Ankara’nın dondurucu soğuğunun ardından, Adana havalimanında içimizi ısıtan bir güneş karşılıyor bizi. İlk defa yolumuzun düştüğü bu şehre geliş amacımız kadına yönelik şiddetin abideleşmiş ismi Çilem Doğan’la yapacağımız röportaj. Çilem Doğan, 2015’in Temmuz ayında kendisine şiddet uygulayıp fuhşa zorladığı gerekçesiyle eşi Hasan Karabulut’u öldürmek suçuyla yargılanmış ve 19 yıl hapse mahkum edilmişti. Ancak yapılan itirazlarla birlikte bu ceza 50 bin TL’lik para cezasına çevrilmiş ve Çilem Doğan ‘adli kontrol’ şartıyla cezaevinden çıkarılmıştı. Gözaltı ve dava süreçlerindeki dik duruşuyla, verdiği demeçlerle ve cezaevinden yazdıklarıyla Türkiye’deki kadına şiddetin en acı örneklerinden birini temsil ediyor Çilem. Avukatı Fatoş Hacıvelioğlu’nun ofisinde gerçekleştirdiğimiz görüşmeye iki buçuk yaşındaki tatlı kızı Mira’yla geldiğinde ilk hissettiğimiz şey geleceğe yönelik ümit dolu beklentileri oldu. Röportaja geçmeden kendisine bir kez daha bizi kırmadığı için teşekkür ediyoruz.

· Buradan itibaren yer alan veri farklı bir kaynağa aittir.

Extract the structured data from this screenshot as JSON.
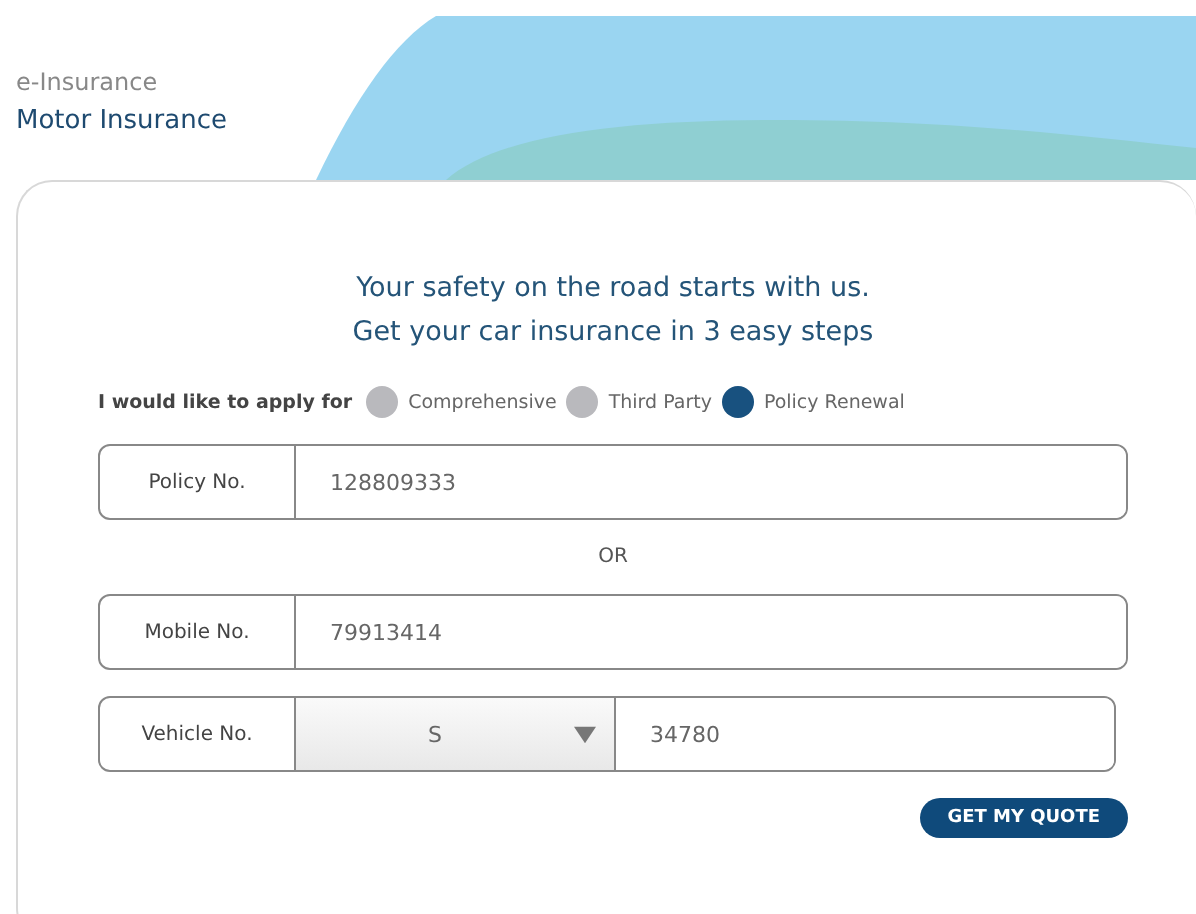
{
  "header": {
    "section": "e-Insurance",
    "title": "Motor Insurance"
  },
  "headline": [
    "Your safety on the road starts with us.",
    "Get your car insurance in 3 easy steps"
  ],
  "apply_for": {
    "label": "I would like to apply for",
    "options": [
      {
        "label": "Comprehensive",
        "selected": false
      },
      {
        "label": "Third Party",
        "selected": false
      },
      {
        "label": "Policy Renewal",
        "selected": true
      }
    ]
  },
  "policy_field": {
    "label": "Policy No.",
    "value": "128809333"
  },
  "separator": "OR",
  "mobile_field": {
    "label": "Mobile No.",
    "value": "79913414"
  },
  "vehicle_field": {
    "label": "Vehicle No.",
    "prefix": "S",
    "value": "34780"
  },
  "submit_button": "GET MY QUOTE"
}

GazeteBilkent: Hayatın nasıl gidiyor bu süreçten sonra?
Birçok şey değişti en azından kendi ayaklarımın üzerinde durabiliyorum şu anda. Mira ile birlikteyim, hala içerdeki arkadaşlarımla görüşüyorum, mektup atanlarla, sosyal medya üzerinden ulaşanlarla tanışıyorum. Bir kızkardeşlik dayanışması içerisinde hayatım devam ediyor.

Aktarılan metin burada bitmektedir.